The novel is rather strange in its format. It is made up of three parts. The first is labelled Ancient times, the second, Modern Times and then the third is Postmodern times. There are no other breaks in the novel - no chapter breaks at all which I don't really like. The main reason for not liking this format is because when I am reading, particularly at night, I like to set myself goals, for example one more chapter or when I get to the end of chapters divisible by 5 or whatever. They make for natural breaks to put the books down at and when they are not there I can't help but feel that I would start at the wrong point.
It is also rather strange in terms of the perspective. We first meet the Crown Princess when she is in the form of a ghost like creation, having been dead for over 200 years but she is speaking from current times so there are references to events that have happened both in her actual life and then references to things that she has learned since she was dead, including to compare herself with others from her time like Catherine the Great of Russia.

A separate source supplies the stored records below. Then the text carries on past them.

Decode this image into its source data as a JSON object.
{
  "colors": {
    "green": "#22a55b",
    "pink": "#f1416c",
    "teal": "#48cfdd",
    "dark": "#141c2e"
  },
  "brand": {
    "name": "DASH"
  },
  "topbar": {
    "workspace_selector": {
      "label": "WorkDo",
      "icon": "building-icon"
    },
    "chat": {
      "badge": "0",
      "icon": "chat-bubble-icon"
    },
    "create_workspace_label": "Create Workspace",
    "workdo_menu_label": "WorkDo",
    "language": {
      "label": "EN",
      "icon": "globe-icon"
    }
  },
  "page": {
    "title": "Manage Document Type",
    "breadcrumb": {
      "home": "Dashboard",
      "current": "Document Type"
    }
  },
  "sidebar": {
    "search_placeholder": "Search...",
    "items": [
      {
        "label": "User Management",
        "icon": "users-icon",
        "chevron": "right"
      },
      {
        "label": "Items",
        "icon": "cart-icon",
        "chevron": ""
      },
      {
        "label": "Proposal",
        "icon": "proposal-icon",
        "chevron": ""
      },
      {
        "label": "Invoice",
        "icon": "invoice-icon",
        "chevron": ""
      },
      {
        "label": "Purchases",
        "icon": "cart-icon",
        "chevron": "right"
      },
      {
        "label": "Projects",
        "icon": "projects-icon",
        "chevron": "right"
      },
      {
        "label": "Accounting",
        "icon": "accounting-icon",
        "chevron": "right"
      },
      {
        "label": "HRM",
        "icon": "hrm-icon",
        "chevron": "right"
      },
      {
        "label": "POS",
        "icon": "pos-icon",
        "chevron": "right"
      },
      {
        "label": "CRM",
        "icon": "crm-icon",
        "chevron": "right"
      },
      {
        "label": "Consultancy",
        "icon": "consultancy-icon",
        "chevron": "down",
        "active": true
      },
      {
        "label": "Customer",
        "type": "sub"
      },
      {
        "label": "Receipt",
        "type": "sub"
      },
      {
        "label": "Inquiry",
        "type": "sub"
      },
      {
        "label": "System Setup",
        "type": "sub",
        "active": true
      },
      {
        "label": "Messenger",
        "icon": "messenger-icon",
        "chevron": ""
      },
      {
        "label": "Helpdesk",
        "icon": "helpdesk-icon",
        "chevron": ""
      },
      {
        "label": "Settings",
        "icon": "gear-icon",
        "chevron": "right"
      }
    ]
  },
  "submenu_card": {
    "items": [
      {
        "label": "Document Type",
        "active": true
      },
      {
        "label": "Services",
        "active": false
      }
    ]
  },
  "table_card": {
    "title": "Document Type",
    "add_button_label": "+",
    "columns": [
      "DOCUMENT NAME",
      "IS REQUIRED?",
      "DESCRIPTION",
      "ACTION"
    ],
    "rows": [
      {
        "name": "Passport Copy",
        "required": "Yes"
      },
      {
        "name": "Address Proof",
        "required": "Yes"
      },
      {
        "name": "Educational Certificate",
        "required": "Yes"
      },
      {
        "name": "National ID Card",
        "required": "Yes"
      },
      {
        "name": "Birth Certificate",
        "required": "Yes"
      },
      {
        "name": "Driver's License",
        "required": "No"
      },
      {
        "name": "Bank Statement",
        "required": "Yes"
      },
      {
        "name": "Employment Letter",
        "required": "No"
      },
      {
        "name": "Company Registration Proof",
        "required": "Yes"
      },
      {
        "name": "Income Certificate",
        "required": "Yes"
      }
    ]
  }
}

She tells us of her beginnings - the book blurb above suggests from obscurity - as the daughter of government officials it may have been a surprise that she was chosen as the bride of the Crown Prince but it wasn't completely unexpected. However, instead of getting more freedom as a member of royalty, she instead moves into a world of luxury where her movements are restricted more than she would have expected. She is married to Crown Prince Sado at 9 years of age, but the two children spend the first several years playing together, but eventually the marriage is consumated and life settles into a pattern - a pattern that is dictated by the King's whims and favours, with that position changing continuously. After her first child dies, it becomes clear that all is not well with her husband though and as time progresses it becomes more and more obvious, until he becomes murderous and rebellious leading to terrible consequences.
When we get to the second part of the novel, Dr Babs Halliwell is travelling to South Korea to give a talk to a medical conference. She too knows something of having a mentally unstable husband, of losing a child and other correlations that are drawn between the two major characters. Babs reads the story of the Crown Princess whilst on the plane and is fascinated by the story. After a mix up with her suitcase, Babs meets an expat Korean doctor who then acts as her guide and takes her to the palaces where the Princess would have lived. She also meets the main speaker for the conference, Dutchman Jan van Jost, and begins an unlikely relationship and brings about another unlikely relationship with far reaching consequences for her life.
The Crown Princess's main aim during the book is to have her story told, to continue to keep people aware of her life, and so there is a feeling that there are almost spirits guiding Babs towards all different actions. Towards the end though the Crown Princess begins to think that she has chosen her vessel unwisely, but in the Postmodern section the novel takes a twist that brings the aim to its conclusion. This was however done in a way that I found quite strange. I've just realised that I can't change the colour so that this is blank so just be aware that this is a spoiler below.
The author inserts herself into the story, becoming friends with Babs, and thus being introduced to the story of the Crown Princess and I guess getting the inspiration to write this novel. I can't think of many other novels where the author becomes almost a character in the story and to be frank I found it quite disturbing.
Overall this was an interesting story about a place that I have very little awareness about.